Luck, under quick pressure, dumps it off to Montgomery for 3.
Which means the ball is back at the 25, where this series started … with that 5-yard run, remember?
Out trots Jordan Williamson, and we all knew how this would go. There’s a 43-yarder, also wide left.
Okie State comes out, gets to the 1 in two plays, takes one play to put the ball in the middle of the field, runs out their kicker for, essentially, a PAT, and he drills it. Game over.
Holy crap. My connection to Stanford is covering some football and basketball there, and that’s about it … and I am ticked off.
By then, Jordan Williamson, was hunched over on the Stanford bench.
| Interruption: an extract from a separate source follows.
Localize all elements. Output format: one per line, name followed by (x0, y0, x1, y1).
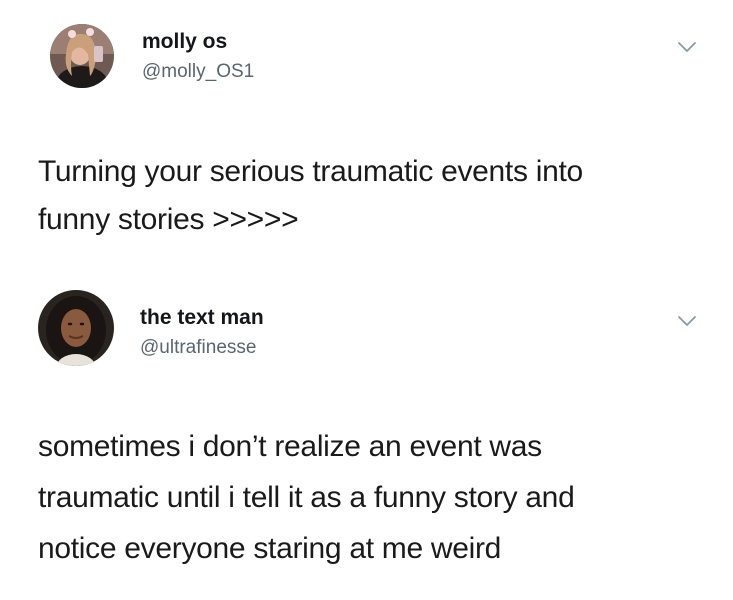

Later, we are told by a reporter on the scene, Jordan Williamson was crying like a baby in the lockerroom. A kid who is now Stanford’s answer to Buffalo’s Scott Norwood (missed 47-yarder, Super Bowl XXV).
I was already plenty steamed, and then I saw this quotation in the Associated Press game story:
Said David Shaw: “There’s an old saying that adversity reveals character — and that’s not just for him, that’s for all of us.”
Whaaaat? Don’t you dare blame a 19YO kicker you threw into the fiery furnace! And the “that’s not just for him” clearly indicates that you do, in fact, blame your teen kicker … which is what bad coaches do.
So, I’m sorry Stanford. I’m sorry this ended like this, because you know that was your Last Shot. Your school hired this guy of marginal ability, who led the team Harbaugh built, and got them to a pretty big game, and he screwed it up royally, and now Andrew Luck is gone, and a bunch of other guys Harbaugh coached up are gone, too, and Stanford will now return to 7-5, 6-6, 8-4 … things like that, until David Shaw is fired and some other guy hired.
You had one shot, and Andrew Luck was holstered by the coach. It killed me, and I have never even been inside a classroom at The Farm.
1 response so far ↓
1 morgan // Jan 6, 2012 at 12:40 PM
I am in total agreement with the writer. I thought ‘what, you still have 52 seconds and three time outs! Turn Luck loose, give him the go sign.